It now joins the islands ringing the continent in blocking the protection of, and access to, the Australian legal system and means that any who slip past the maritime blockade will be packed off to the recently re-opened camps on Nauru and Manus Island in Papua New Guinea.
Labor had vilified the Pacific Solution in Opposition, branding the camps as inhumane and closing them after winning power in 2007. Now in Government and alarmed by the political cost of continuing arrivals by sea, Labor has backflipped and resurrected remote detention, along with other Howard-era policies.
It has now gone even further. In 2006, when Howard unsuccessfully tried to excise the mainland from the migration zone, Labor MP Chris Bowen attacked the proposal as "a stain on our national character".
Last year, as Immigration Minister, Bowen reversed his position to introduce legislation enacting the policy he had previously abhorred.
The passage of the legislation this week through both houses of Parliament now means regardless of where they land, asylum-seekers can be packed off to spend years in camps in conditions condemned by the United Nations, the Human Rights Commission, and even the Immigration Department, which administers them.
The Government and Opposition also this week rejected calls for the camps to be inspected by the Human Rights Commission or the media.
Recommended by the expert panel on asylum-seekers whose report last year has since guided Labor policy, the move intends removing any advantage boat arrivals may have had over refugees applying for asylum through official channels overseas.
The hope is that with no chance of early access to Australia, the likelihood of years in isolated camps with no idea of when claims may be processed, and the strong chance of eventual deportation, people smuggling rings will be put out of business.
But the pressure of politics is clear in the targeting of boat arrivals. Until relatively recently, more than 90 per cent of asylum-seekers applied for protection after arriving by air and living in the community. Even with the surge in boats from Indonesia, boat arrivals still make up only about half the total of those seeking asylum after arriving on Australian territory.
The new laws do not apply to air travellers, who are not subject to the no-advantage rule or threatened with deportation to Nauru or Manus Island.
And with Labor progressively tightening the knot despite widespread condemnation and potential breaches of UN obligations, there is no prospect of relief for boat arrivals.
The Opposition, likely to win power at the September 14 election, favours even tougher policies, including powers for the navy to turn boats back to Indonesia.
Immigration Minister Brendan O'Connor, who replaced Bowen in the portfolio last February, said the new laws were needed to "strengthen disincentives to irregular maritime voyages, discouraging people from embarking on life-threatening journeys by boat".

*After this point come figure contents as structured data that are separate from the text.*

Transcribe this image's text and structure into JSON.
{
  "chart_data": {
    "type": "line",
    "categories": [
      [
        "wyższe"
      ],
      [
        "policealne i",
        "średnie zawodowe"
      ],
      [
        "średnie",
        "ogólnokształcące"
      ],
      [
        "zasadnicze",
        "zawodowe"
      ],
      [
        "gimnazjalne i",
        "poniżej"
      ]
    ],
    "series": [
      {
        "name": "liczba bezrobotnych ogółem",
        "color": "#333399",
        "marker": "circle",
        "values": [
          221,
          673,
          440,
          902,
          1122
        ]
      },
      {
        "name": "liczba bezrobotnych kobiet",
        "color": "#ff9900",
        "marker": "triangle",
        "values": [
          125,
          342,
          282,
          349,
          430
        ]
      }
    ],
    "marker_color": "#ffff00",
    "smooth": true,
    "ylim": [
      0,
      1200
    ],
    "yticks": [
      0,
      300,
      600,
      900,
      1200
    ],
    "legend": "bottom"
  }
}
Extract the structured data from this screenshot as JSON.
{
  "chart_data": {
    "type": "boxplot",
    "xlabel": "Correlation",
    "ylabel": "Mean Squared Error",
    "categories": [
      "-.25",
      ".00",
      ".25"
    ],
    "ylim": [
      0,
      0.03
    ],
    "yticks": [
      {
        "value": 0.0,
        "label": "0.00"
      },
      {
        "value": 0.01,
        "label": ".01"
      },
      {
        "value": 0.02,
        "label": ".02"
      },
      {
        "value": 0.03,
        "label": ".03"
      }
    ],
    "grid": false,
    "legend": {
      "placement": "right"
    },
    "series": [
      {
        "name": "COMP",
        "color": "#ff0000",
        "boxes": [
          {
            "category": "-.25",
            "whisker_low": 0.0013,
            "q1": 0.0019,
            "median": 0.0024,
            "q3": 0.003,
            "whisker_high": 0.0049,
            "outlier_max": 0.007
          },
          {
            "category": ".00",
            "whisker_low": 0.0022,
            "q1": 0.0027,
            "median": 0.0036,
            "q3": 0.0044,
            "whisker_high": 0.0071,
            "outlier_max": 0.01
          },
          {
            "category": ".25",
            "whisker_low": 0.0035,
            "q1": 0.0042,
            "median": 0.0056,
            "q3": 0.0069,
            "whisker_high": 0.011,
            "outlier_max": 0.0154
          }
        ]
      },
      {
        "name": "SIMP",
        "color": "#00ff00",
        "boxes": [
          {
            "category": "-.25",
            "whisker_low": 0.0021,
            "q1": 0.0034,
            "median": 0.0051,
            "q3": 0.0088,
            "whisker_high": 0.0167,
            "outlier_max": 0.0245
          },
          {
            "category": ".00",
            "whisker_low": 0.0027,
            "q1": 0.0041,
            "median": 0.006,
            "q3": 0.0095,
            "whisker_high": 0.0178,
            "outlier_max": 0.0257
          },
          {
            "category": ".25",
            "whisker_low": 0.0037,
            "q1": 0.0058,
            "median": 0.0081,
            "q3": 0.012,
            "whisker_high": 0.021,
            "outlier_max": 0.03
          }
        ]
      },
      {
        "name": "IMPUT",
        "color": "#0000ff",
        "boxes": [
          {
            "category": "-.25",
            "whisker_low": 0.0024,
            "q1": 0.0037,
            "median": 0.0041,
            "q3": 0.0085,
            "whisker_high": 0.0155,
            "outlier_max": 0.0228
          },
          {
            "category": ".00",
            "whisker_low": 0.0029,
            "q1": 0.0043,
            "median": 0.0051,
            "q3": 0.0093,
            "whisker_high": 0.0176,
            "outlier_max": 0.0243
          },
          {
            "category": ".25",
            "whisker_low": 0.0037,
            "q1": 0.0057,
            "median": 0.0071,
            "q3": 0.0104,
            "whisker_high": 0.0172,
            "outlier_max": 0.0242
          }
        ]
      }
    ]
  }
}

But Human Rights Commission president Professor Gillian Triggs said the legislation discriminated against vulnerable people and penalised them for the manner of their arrival in Australia.
"This undermines Australia's obligations under the Refugee Convention," she said.
"Transferring asylum-seekers to third countries may lead to breaches of their human rights, including the right to be free from arbitrary detention and the right of children to have their best interests treated as a primary consideration."
The legislation has also been attacked by Amnesty International and the Greens, whose balance of power in the Senate was steamrolled by the Opposition's support for the bill.